Having waited as long as we could, we cut a slice of cake each and were delighted at the light, lemony lusciousness we were rewarded with!  Sous Chef J did comment that "we've used too much baking powder" having seen that the middle had sunk... however, this will have been the result of our frugal oven use as we also cooked 2 pizzas and a tray of coconut biscuits so the oven door was opened a few times.  Anyway, to use a favourite phrase of Sous Chef J ""it all goes the same in your tummy; YUM." So we weren't put off by the saggy bit... in fact it absorbed the drizzle very well indeed.

Wednesday, 11 January 2012

Quick Chicken Nuggets




Needing a quick meal for tea, we decided chicken nuggets would be a good idea.  Gathering together a chicken breast, a packet of salted crisps and an egg we made a speedy meal in less than 15 minutes. 

The packet of crisps was left closed and the crisps were crushed.  Then they were placed in a bowl.  Some butter and oil was added to a frying pan over a medium heat.

A beaten medium egg was put in another bowl and the chicken was cut into bite sized chunks.

Having dipped the chicken in the egg wash, it was coated in the crisps and added to the frying pan.  After a few minutes, the chicken was turned and it was left to cook through.

Sous Chef J declared this to be "brilliant"... and, seeing as he ate the lot in record time, it did seem to be a successful quick meal to make!

Tuesday, 3 January 2012

Slow Cooker Jacket Potatoes

 One of Sous Chef J's favourite meals is jacket potatoes and we wondered whether we could use our slow cooker to make them... so we gave it a try.

First of all, we placed a little scrunched up tin foil in the base of the cooker then arranged six mid sized potatoes around the slow cooker.  The lid was placed on (it needs to be a snug fit to stop water/heat escaping.)

The cooker was set to high... and, as we needed the potatoes for lunchtime, we left them on high for about four hours and they were done.

This is what the cooker looked like at during cooking... you can see that there is quite a lot of moisture inside the cooker.

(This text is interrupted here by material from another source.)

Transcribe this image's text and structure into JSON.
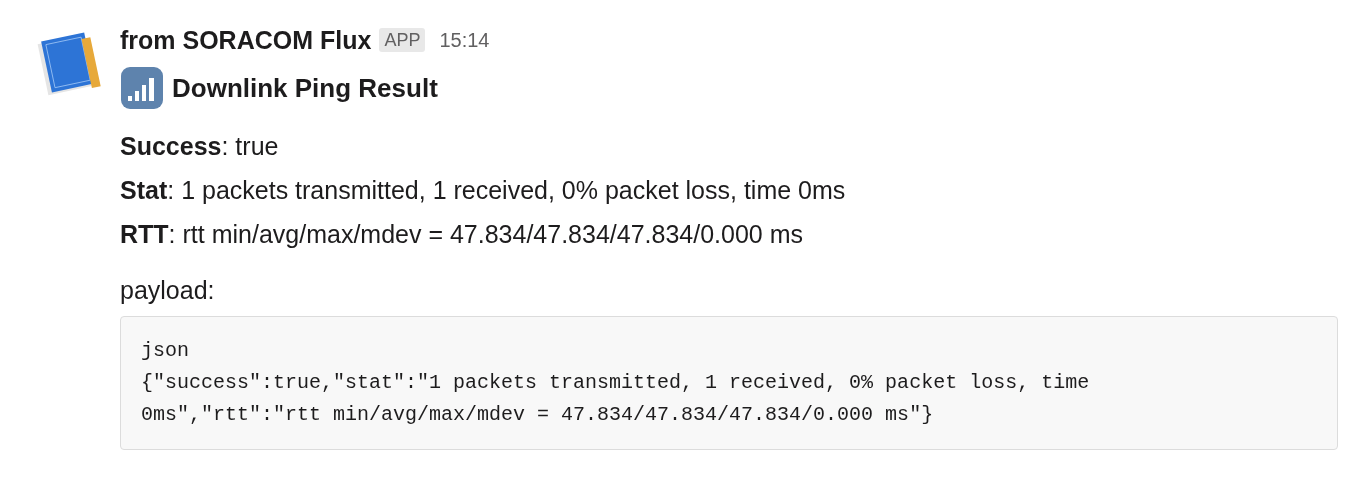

Some has also escaped out.



Here is what the potatoes looked like after cooking.  They are moist and soft.  The points where the potatoes touched the ceramic pot were crisp.

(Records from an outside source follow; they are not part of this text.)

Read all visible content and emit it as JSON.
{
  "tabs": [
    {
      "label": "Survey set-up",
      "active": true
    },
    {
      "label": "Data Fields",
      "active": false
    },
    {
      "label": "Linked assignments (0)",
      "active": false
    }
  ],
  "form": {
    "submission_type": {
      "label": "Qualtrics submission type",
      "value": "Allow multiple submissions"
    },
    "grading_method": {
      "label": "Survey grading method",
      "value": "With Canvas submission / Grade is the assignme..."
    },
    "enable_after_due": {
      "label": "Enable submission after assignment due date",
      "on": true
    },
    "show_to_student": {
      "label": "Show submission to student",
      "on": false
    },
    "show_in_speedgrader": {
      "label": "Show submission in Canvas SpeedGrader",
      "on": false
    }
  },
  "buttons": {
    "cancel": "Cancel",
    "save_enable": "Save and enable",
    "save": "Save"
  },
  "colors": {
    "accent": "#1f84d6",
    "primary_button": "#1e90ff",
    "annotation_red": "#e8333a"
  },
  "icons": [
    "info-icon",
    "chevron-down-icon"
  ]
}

The pot was switched off at this stage and care was taken removing the potatoes as they are hot and very soft.  We found some tongs worked well.

A good amount of butter and some freshly ground black pepper were added and our meal was ready.

We have tried this when going out for the afternoon - starting the cooking off on high for about an hour and then reducing to low for the remainder of the cooking time.  We find 4-5 hours will cook the potatoes through but, obviously, that depends on their size and also the power of the cooker.  Ours is a very basic, 3 litre cooker with settings labelled as High, Low and Warm.